Google’s John Mueller Questions Need for LLM-Only Markdown Pages
Google’s John Mueller questions the need for LLM-only markdown pages, raising concerns about their usefulness, quality, and impact on search performance.
John Mueller, Google’s Search Advocate, has expressed skepticism about creating specialized Markdown or JSON web pages exclusively for large language models (LLMs). Mueller stated that LLMs have always worked well with standard HTML pages and sees no clear benefit in producing pages not visible to regular users.
Start of Discussion
The discussion began after Lily Ray posted on Bluesky asking whether websites should create dedicated markdown or JSON pages for LLMs and deliver those URLs specifically to bots, and if Google could clarify its stance on the practice.
Ray asked:
“Not sure if you can answer, but starting to hear a lot about creating separate markdown / JSON pages for LLMs and serving those URLs to bots.
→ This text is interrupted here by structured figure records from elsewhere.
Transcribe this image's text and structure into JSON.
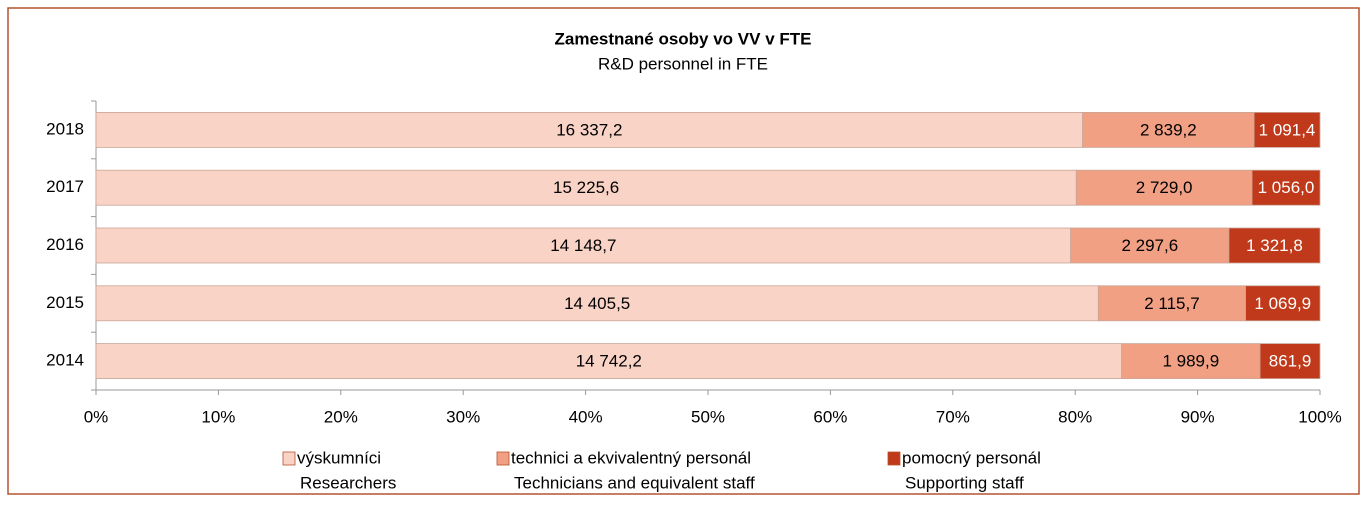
{
  "chart_data": {
    "type": "stacked-bar-100",
    "orientation": "horizontal",
    "title": "Zamestnané osoby vo VV v FTE",
    "subtitle": "R&D personnel in FTE",
    "categories": [
      "2018",
      "2017",
      "2016",
      "2015",
      "2014"
    ],
    "series": [
      {
        "name": "výskumníci",
        "name_en": "Researchers",
        "color": "#f9d3c6",
        "values": [
          16337.2,
          15225.6,
          14148.7,
          14405.5,
          14742.2
        ],
        "value_labels": [
          "16 337,2",
          "15 225,6",
          "14 148,7",
          "14 405,5",
          "14 742,2"
        ]
      },
      {
        "name": "technici a ekvivalentný personál",
        "name_en": "Technicians and equivalent staff",
        "color": "#f2a083",
        "values": [
          2839.2,
          2729.0,
          2297.6,
          2115.7,
          1989.9
        ],
        "value_labels": [
          "2 839,2",
          "2 729,0",
          "2 297,6",
          "2 115,7",
          "1 989,9"
        ]
      },
      {
        "name": "pomocný personál",
        "name_en": "Supporting staff",
        "color": "#c0391a",
        "values": [
          1091.4,
          1056.0,
          1321.8,
          1069.9,
          861.9
        ],
        "value_labels": [
          "1 091,4",
          "1 056,0",
          "1 321,8",
          "1 069,9",
          "861,9"
        ]
      }
    ],
    "xlim": [
      0,
      100
    ],
    "xticks": [
      {
        "value": 0,
        "label": "0%"
      },
      {
        "value": 10,
        "label": "10%"
      },
      {
        "value": 20,
        "label": "20%"
      },
      {
        "value": 30,
        "label": "30%"
      },
      {
        "value": 40,
        "label": "40%"
      },
      {
        "value": 50,
        "label": "50%"
      },
      {
        "value": 60,
        "label": "60%"
      },
      {
        "value": 70,
        "label": "70%"
      },
      {
        "value": 80,
        "label": "80%"
      },
      {
        "value": 90,
        "label": "90%"
      },
      {
        "value": 100,
        "label": "100%"
      }
    ],
    "legend": "bottom"
  }
}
Can you share Googleʼs perspective on this?”
The question highlights a growing trend in which publishers generate “shadow” versions of key content in simplified formats designed to be more easily processed by AI systems.
More active discussion on this topic happening on X.
This has been the hot topic lately, I’ve been getting pitched by companies who do this https://t.co/rVnbPKUxZj
— Lily Ray 😏 (@lilyraynyc) November 23, 2025
HTML Still the Norm for LLMs
Mueller replied that LLMs have trained on read & parsed normal web pages since the beginning.
I’m not aware of anything in that regard. In my POV, LLMs have trained on – read & parsed – normal web pages since the beginning, it seems a given that they have no problems dealing with HTML. Why would they want to see a page that no user sees? And, if they check for equivalence, why not use HTML?
When Ray pressed further on whether a separate format could “speed up getting key points across to LLMs,” Mueller responded that if file formats truly offered an advantage, the companies operating those models would be the ones to say so.
Mueller added:
“If those creating and running these systems knew they could create better responses from sites with specific file formats, I expect they would be very vocal about that. AI companies aren’t really known for being shy.“
Mueller noted that certain pages might perform better for AI systems than others, but he doesn’t believe that difference is tied to using HTML instead of Markdown:
“That said I can imagine some pages working better for users and some better for AI systems, but I doubt that’s due to the file format, and it’s definitely not generalizable to everything. (Excluding JS which still seems hard for many of these systems).”
Overall, Mueller’s remarks indicate that, from Google’s perspective, there’s no need to build bot-specific Markdown or JSON duplicates of your pages simply to ensure LLMs can interpret them.
Structured Data More Important Than File Format
In the discussion, some pointed out exceptions like OpenAI’s eCommerce product feeds, which rely on defined JSON schemas for clear data ingestion.
Matt Wright highlighted this as an example where structured data matters most because the AI platform requires a specific format.
Wright explains:
“Interestingly, the OpenAI eCommerce product feeds are live: JSON schemas appear to have a key role in AI search already.“
Also, Wright points to a thread on LinkedIn whereas Chris Long observed that:
“Editorial sites using product schemas, tend to get included in ChatGPT citations.”
Practical Guidance for Site Owners
Mueller’s insights underline that the best strategy is to focus on optimizing existing HTML pages by improving page speed, readability, and implementing structured data schemas wherever platforms provide clear specifications.
Creating separate LLM-optimized Markdown or JSON versions is generally unnecessary unless explicitly required for integrations like product feeds.
What This Means for SEO and AI Integration
This dialogue illustrates the rapid pace of AI-driven changes in search technology and how they translate into technical demands on SEO and development teams often in advance of formal documentation.
For now, the takeaway is to maintain clean, well-structured HTML, minimize excessive JavaScript that hinders parsing, and use structured data compliant with platform requirements.
Bottom Line
This approach remains the most reliable path until LLM providers issue more concrete format guidelines.